His first book Unaccountable may be even better than his most recent book The Price We Pay. If The Price We Pay is Dr. Makary's book on healthcare costs, then Unaccountable is his book on poor healthcare quality.

He writes:
  • Poor healthcare quality is variable: Good medical care is dependent on matching the right patient with the right doctor who has the right expertise for the particular disease or problem. Far too often the matching is bad.

  • Poor healthcare quality is deceptive: Dr. Makary recounts the story of senior doctors deceiving an elderly woman with ovarian cancer so that she would choose treatment, when in fact she really did NOT WANT treatment.

  • Poor healthcare quality is hidden: During his surgery residency at Georgetown, Dr. Makary tried to care for 22 trauma patients simultaneously in an ER, called his senior resident for help and was REFUSED assistance. Two of the patients died. Nothing was ever done about it.
Change starts with one individual bravely acting against popular opinion for a prolonged time — as was the case with Patty Skolnik in her fight to bring physician transparency to Colorado.

Moral of the Story: Doctors, by and large, do not have bosses. They are unaccountable and bad things happen when anyone is unaccountable.

3. The Hospital by Brian Alexander

The book The Hospital by Brian Alexander was released in March 2021. It is a fantastic exposé on the machinations of hospital administrators to maintain and grow hospital revenue and profit... even at not-for-profit hospitals.

Brian Alexander tells the true story of the rural hospital system called Community Hospitals and Wellness Centers (CHWC) in Northwestern Ohio. He describes how patients, doctors and nurses are largely used as clueless pawns on a healthcare chessboard orchestrated by the hospital's Board of Directors, CEO and executive team.

Conversely, the author tells a positive story of remarkable patient care at Health Partners of Western Ohio — a group of 16 primary care centers for the young and old, rich and poor alike. These centers provide complementary services including behavioral health, substance abuse treatment, social work and dental care.

Brian Alexander's book is an inspiration to those wishing to confront healthcare's reality and do something about it.

4. Never Pay the First Bill by Marshall Allen

Marshall Allen has a new healthcare book out called Never Pay the First Bill.

Marshall Allen was a well-respected healthcare investigative reporter for ProPublica.

In Never Pay the First Bill, Marshall Allen asserts that, when it comes to billing, insurance companies, hospitals and other healthcare providers are BULLIES. However, Allen explains how, when, where and why to fight back.

There are many practical tactics in the book, but 2 stand out:

On a hospital consent form you can hand write in that you will pay no more than 2X the Medicare rate for a service.

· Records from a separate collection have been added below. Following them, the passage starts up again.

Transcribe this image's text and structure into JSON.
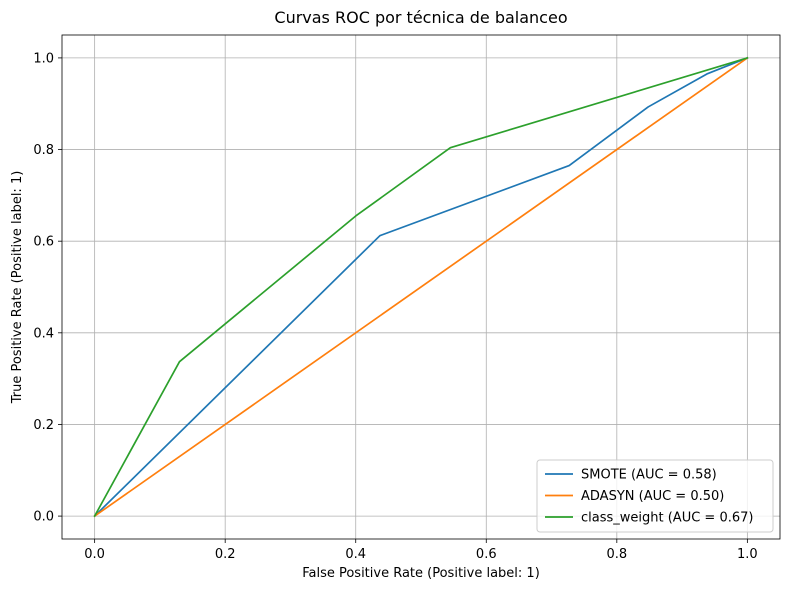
{
  "chart_data": {
    "type": "line",
    "title": "Curvas ROC por técnica de balanceo",
    "xlabel": "False Positive Rate (Positive label: 1)",
    "ylabel": "True Positive Rate (Positive label: 1)",
    "xlim": [
      -0.05,
      1.05
    ],
    "ylim": [
      -0.05,
      1.05
    ],
    "xticks": [
      0.0,
      0.2,
      0.4,
      0.6,
      0.8,
      1.0
    ],
    "yticks": [
      0.0,
      0.2,
      0.4,
      0.6,
      0.8,
      1.0
    ],
    "xtick_labels": [
      "0.0",
      "0.2",
      "0.4",
      "0.6",
      "0.8",
      "1.0"
    ],
    "ytick_labels": [
      "0.0",
      "0.2",
      "0.4",
      "0.6",
      "0.8",
      "1.0"
    ],
    "grid": true,
    "legend_position": "bottom-right",
    "series": [
      {
        "name": "SMOTE (AUC = 0.58)",
        "color": "#1f77b4",
        "x": [
          0.0,
          0.437,
          0.727,
          0.848,
          0.938,
          1.0
        ],
        "y": [
          0.0,
          0.612,
          0.765,
          0.893,
          0.965,
          1.0
        ]
      },
      {
        "name": "ADASYN (AUC = 0.50)",
        "color": "#ff7f0e",
        "x": [
          0.0,
          1.0
        ],
        "y": [
          0.0,
          1.0
        ]
      },
      {
        "name": "class_weight (AUC = 0.67)",
        "color": "#2ca02c",
        "x": [
          0.0,
          0.13,
          0.4,
          0.545,
          1.0
        ],
        "y": [
          0.0,
          0.337,
          0.655,
          0.804,
          1.0
        ]
      }
    ]
  }
}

This one tactic has stopped hospitals from billing patients whatever egregious amounts they want.

You can sue a hospital in small claims court for excessive fees. The book even has a letter template that can be mailed to the hospital's billing office and general counsel.

5. The Checklist Manifesto by Dr. Atul Gawande

Dr. Atul Gawande is a surgeon, Harvard Medical School professor and writer for The Atlantic. Dr. Gawande is one of the most famous doctors in America. His book, The Checklist Manifesto, describes how he and his colleagues at the World Health Organization developed a 19-point surgery safety checklist that reduced surgical mortality and complications by almost 50%.

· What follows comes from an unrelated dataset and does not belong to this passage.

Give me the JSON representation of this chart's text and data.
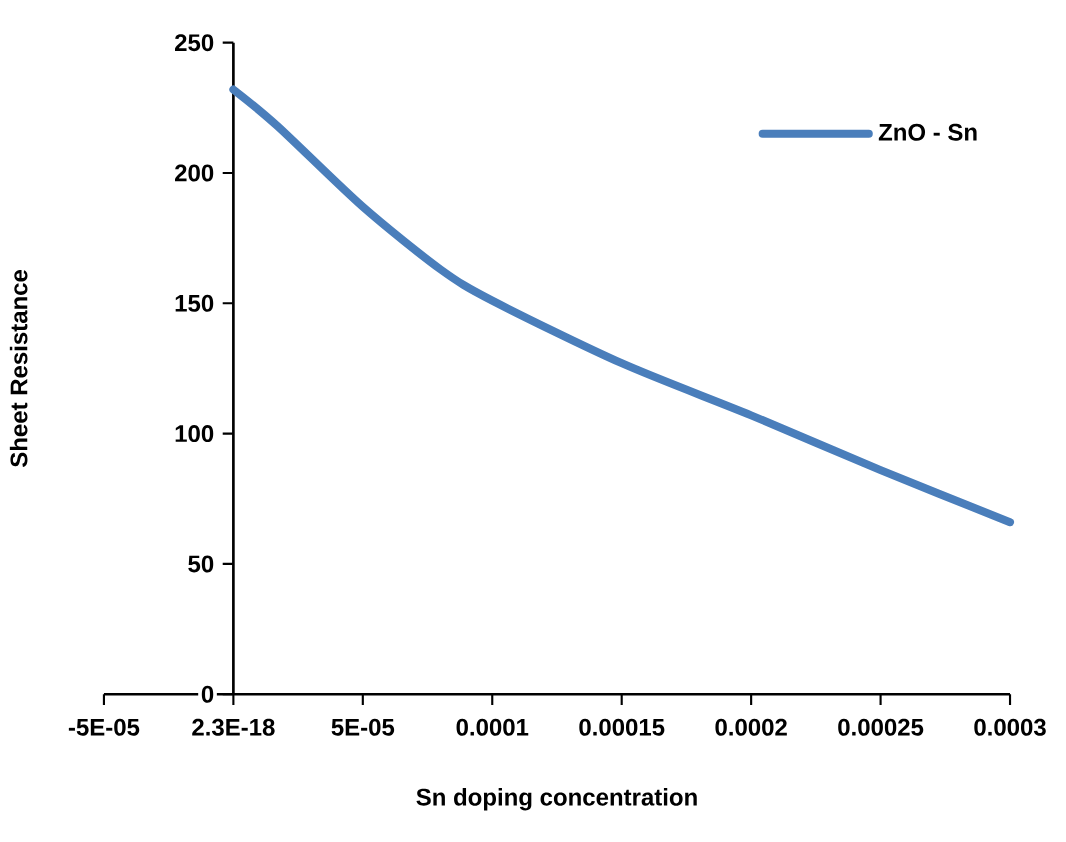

90% of US hospitals use this surgery safety checklist today. Other industries such as airlines, restaurants and construction have used checklists for decades.

Healthcare is so far behind because the forces of competition and regulation that have fostered the adoption of checklists in other industries have been insufficient in medicine. In fact, the entire discipline of industrial engineering would bring tremendous value to healthcare if competition and regulation necessitated it.

There you have it: The Top 5 healthcare books for any healthcare, health insurance or employee benefits professional. Happy reading … or audiobook listening!